ECLI:NL:GHARL:2023:5468

Gerechtshof Arnhem-Leeuwarden

Datum uitspraak
27 juni 2023
Publicatiedatum
28 juni 2023
Zaaknummer
200.322.263/01
Instantie
Gerechtshof Arnhem-Leeuwarden
Type
Uitspraak
Rechtsgebied
Civiel recht
Procedures
  • Hoger beroep
Vindplaatsen
  • Rechtspraak.nl
AI samenvatting door LexboostAutomatisch gegenereerd

Vernietiging van de koopovereenkomst en levering van een woning op grond van benadeling in verhaalsmogelijkheden

In deze zaak heeft het Gerechtshof Arnhem-Leeuwarden op 27 juni 2023 uitspraak gedaan in hoger beroep over de vraag of de appellant benadeeld is door de verkoop van een woning aan een van de gedaagden, waardoor hij zijn vordering niet meer kan verhalen. De appellant stelt dat de woning onder de marktwaarde is verkocht aan een oom, die ook schuldeiser is van de gedaagden, en dat dit in strijd is met de wet. De rechtbank had eerder de vorderingen van de appellant afgewezen, maar het hof heeft deze nu toegewezen. Het hof oordeelt dat de verkoop van de woning niet deugde en dat de appellant inderdaad benadeeld is in zijn verhaalsmogelijkheden. Het hof vernietigt de koopovereenkomst en de levering van de woning aan de gedaagde en bepaalt dat de gedaagden hoofdelijk moeten zorgen voor retro-overdracht van de woning aan de appellant.
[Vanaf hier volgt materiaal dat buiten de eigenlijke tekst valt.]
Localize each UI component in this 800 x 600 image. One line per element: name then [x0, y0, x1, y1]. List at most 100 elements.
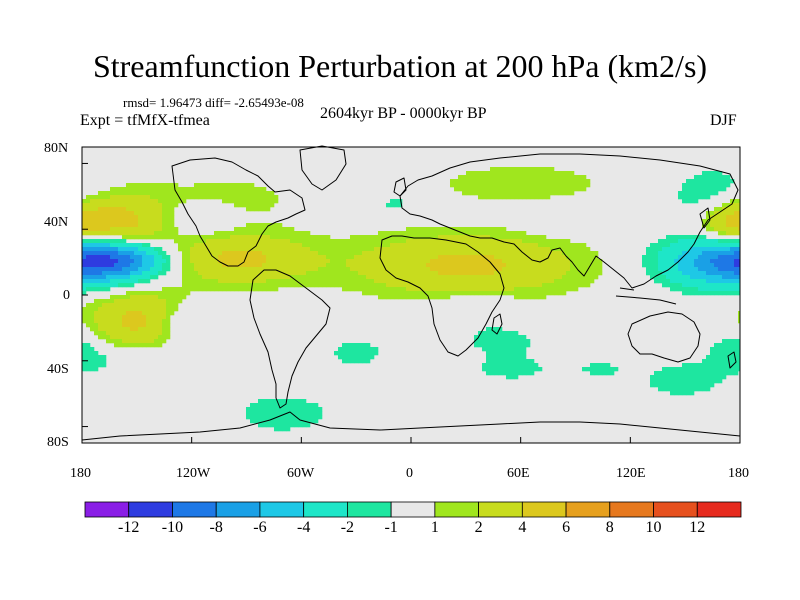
field-cell — [350, 275, 355, 280]
field-cell — [442, 235, 447, 240]
field-cell — [230, 231, 235, 236]
field-cell — [222, 183, 227, 188]
colorbar-swatch — [478, 501, 523, 518]
field-cell — [350, 263, 355, 268]
field-cell — [258, 399, 263, 404]
field-cell — [322, 259, 327, 264]
field-cell — [462, 187, 467, 192]
field-cell — [90, 283, 95, 288]
field-cell — [178, 247, 183, 252]
field-cell — [98, 283, 103, 288]
field-cell — [418, 287, 423, 292]
field-cell — [442, 279, 447, 284]
field-cell — [706, 387, 711, 392]
field-cell — [258, 187, 263, 192]
field-cell — [542, 171, 547, 176]
field-cell — [374, 347, 379, 352]
field-cell — [166, 235, 171, 240]
field-cell — [166, 311, 171, 316]
field-cell — [366, 247, 371, 252]
field-cell — [242, 231, 247, 236]
field-cell — [658, 379, 663, 384]
field-cell — [430, 263, 435, 268]
field-cell — [90, 259, 95, 264]
field-cell — [734, 199, 739, 204]
field-cell — [502, 271, 507, 276]
field-cell — [494, 291, 499, 296]
field-cell — [130, 235, 135, 240]
field-cell — [726, 371, 731, 376]
field-cell — [594, 367, 599, 372]
field-cell — [94, 363, 99, 368]
field-cell — [270, 199, 275, 204]
field-cell — [710, 259, 715, 264]
field-cell — [82, 315, 87, 320]
field-cell — [98, 251, 103, 256]
field-cell — [494, 243, 499, 248]
field-cell — [170, 187, 175, 192]
field-cell — [706, 215, 711, 220]
field-cell — [150, 199, 155, 204]
field-cell — [138, 299, 143, 304]
field-cell — [554, 275, 559, 280]
field-cell — [298, 259, 303, 264]
field-cell — [390, 291, 395, 296]
field-cell — [482, 347, 487, 352]
field-cell — [422, 283, 427, 288]
field-cell — [298, 411, 303, 416]
field-cell — [662, 379, 667, 384]
field-cell — [698, 287, 703, 292]
field-cell — [122, 191, 127, 196]
field-cell — [150, 311, 155, 316]
field-cell — [482, 235, 487, 240]
field-cell — [434, 275, 439, 280]
field-cell — [530, 195, 535, 200]
field-cell — [270, 231, 275, 236]
field-cell — [478, 279, 483, 284]
field-cell — [334, 351, 339, 356]
field-cell — [142, 187, 147, 192]
field-cell — [458, 259, 463, 264]
field-cell — [730, 283, 735, 288]
field-cell — [574, 247, 579, 252]
field-cell — [214, 287, 219, 292]
field-cell — [522, 247, 527, 252]
field-cell — [158, 223, 163, 228]
field-cell — [686, 187, 691, 192]
field-cell — [562, 187, 567, 192]
field-cell — [178, 287, 183, 292]
field-cell — [102, 287, 107, 292]
field-cell — [558, 271, 563, 276]
field-cell — [474, 267, 479, 272]
field-cell — [514, 279, 519, 284]
field-cell — [90, 311, 95, 316]
field-cell — [698, 283, 703, 288]
field-cell — [202, 243, 207, 248]
field-cell — [374, 291, 379, 296]
field-cell — [102, 255, 107, 260]
field-cell — [130, 219, 135, 224]
field-cell — [134, 267, 139, 272]
field-cell — [694, 239, 699, 244]
field-cell — [734, 243, 739, 248]
field-cell — [510, 375, 515, 380]
field-cell — [558, 267, 563, 272]
field-cell — [406, 259, 411, 264]
field-cell — [162, 259, 167, 264]
field-cell — [714, 211, 719, 216]
field-cell — [458, 235, 463, 240]
field-cell — [674, 235, 679, 240]
field-cell — [246, 223, 251, 228]
field-cell — [134, 203, 139, 208]
field-cell — [554, 239, 559, 244]
field-cell — [534, 239, 539, 244]
field-cell — [274, 223, 279, 228]
field-cell — [414, 239, 419, 244]
field-cell — [670, 271, 675, 276]
field-cell — [350, 355, 355, 360]
field-cell — [170, 195, 175, 200]
field-cell — [258, 227, 263, 232]
field-cell — [318, 235, 323, 240]
field-cell — [266, 411, 271, 416]
field-cell — [146, 207, 151, 212]
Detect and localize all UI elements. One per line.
Tevens worden de gedaagden veroordeeld tot betaling van proceskosten en een voorschot op schadevergoeding aan de appellant.

Uitspraak

GERECHTSHOF ARNHEM-LEEUWARDEN
locatie Leeuwarden
afdeling civiel recht, handel
zaaknummer gerechtshof 200.322.263/01
(zaaknummer rechtbank Overijssel 278552)
arrest van 27 juni 2023
in de zaak van
[appellant],
die woont in [woonplaats1] ,
appellant,
bij de rechtbank: eiser,
hierna:
[appellant],
advocaat: mr. J.W. Both, die kantoor houdt te Kampen,
tegen

1.[geïntimeerde1] ,

die woont in [woonplaats2] ,
hierna:
[geïntimeerde1],
2. [geïntimeerde2],
die woont in [woonplaats1] ,
hierna:
[geïntimeerde2],
3. [geïntimeerde3],
die woont in [woonplaats1] ,
hierna:
[geïntimeerde3],
bij de rechtbank: gedaagden,
hierna gezamenlijk te noemen:
[geïntimeerden],
niet verschenen.

1.Het verloop van het geding in hoger beroep

Het procesverloop in het hoger beroep blijkt uit de grieven in de afzonderlijk uitgebrachte appeldagvaardingen. Tegen alle in het hoger beroep betrokken partijen (de oorspronkelijke gedaagden) is verstek verleend. Dat wil zeggen dat zij in het hoger beroep geen verweer hebben gevoerd.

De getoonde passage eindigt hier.